Energy monopolies record profits
At the same time, three of the main suppliers of natural gas to California--Enron Corp., Dynegy Inc., and Duke Energy--have reported big profits for the last quarter of 2000. Enron reported a 34 percent increase, from $259 million a year ago to $347 million. The world's biggest energy trader, Enron saw its total revenues triple, from $11 billion to $41 billion. Dynegy also reported windfall profits for the same time period.

And the surge in prices for natural gas and oil also resulted in big profits to the oil industry as well. Texaco Inc., Chevron Corp., and ExxonMobil Corp. all reported gains exceeding Wall Street's expectations. Net income at ExxonMobil more than doubled in the last quarter, from $2.28 billion to $5.22 billion. Texaco reported fourth quarter profits of $545 million, up from $318 million a year ago. And San Francisco–based Chevron reported that its last quarter profits had also increased, from $809 million last year to $1.49 billion, an 88 per cent increase. "Another strong operating performance in the fourth-quarter capped the most profitable year in our company's history," bragged Chevron CEO David O'Reilly.

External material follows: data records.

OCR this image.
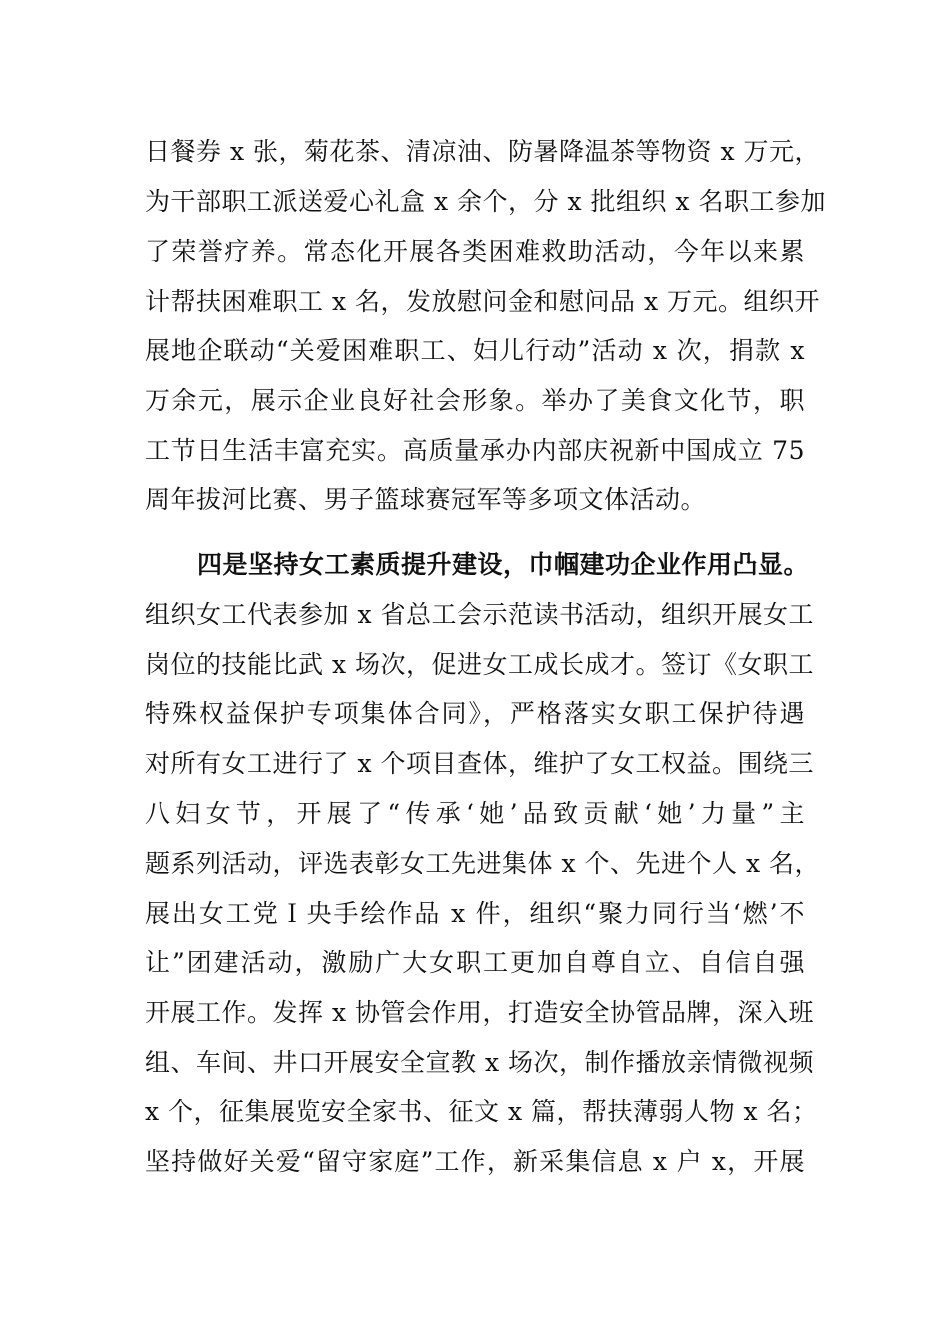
日餐券 x 张，菊花茶、清凉油、防暑降温茶等物资 x 万元，
为干部职工派送爱心礼盒 x 余个，分 x 批组织 x 名职工参加
了荣誉疗养。常态化开展各类困难救助活动，今年以来累
计帮扶困难职工 x 名，发放慰问金和慰问品 x 万元。组织开
展地企联动“关爱困难职工、妇儿行动”活动 x 次，捐款 x
万余元，展示企业良好社会形象。举办了美食文化节，职
工节日生活丰富充实。高质量承办内部庆祝新中国成立 75
周年拔河比赛、男子篮球赛冠军等多项文体活动。
四是坚持女工素质提升建设，巾帼建功企业作用凸显。
组织女工代表参加 x 省总工会示范读书活动，组织开展女工
岗位的技能比武 x 场次，促进女工成长成才。签订《女职工
特殊权益保护专项集体合同》，严格落实女职工保护待遇
对所有女工进行了 x 个项目查体，维护了女工权益。围绕三
八妇女节，开展了“传承‘她’品致贡献‘她’力量”主
题系列活动，评选表彰女工先进集体 x 个、先进个人 x 名，
展出女工党Ｉ央手绘作品 x 件，组织“聚力同行当‘燃’不
让”团建活动，激励广大女职工更加自尊自立、自信自强
开展工作。发挥 x 协管会作用，打造安全协管品牌，深入班
组、车间、井口开展安全宣教 x 场次，制作播放亲情微视频
x 个，征集展览安全家书、征文 x 篇，帮扶薄弱人物 x 名；
坚持做好关爱“留守家庭”工作，新采集信息 x 户 x，开展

Capitalists in all sectors of the energy industry are profiting handsomely from the social disaster of the energy crisis, which affects working people the most. The Los Angeles Times reported that at least part of the $10 billion windfall raked in by PG&E and Edison in the early stages of deregulation was paid out to shareholders, bondholders, and their respective parent corporations. PG&E Corp. and Edison International, the "parents" of the two utilities, have shielded their assets from their utility's red ink, a practice known as "ring-fencing." As long as the money transfers were not hidden from federal regulators, this practice is not illegal. In the third-quarter of 2000, PG&E Corp.'s earnings jumped from $185 million a year earlier to $225 million.

Bob Keller works in a meat-processing plant in the Bay area.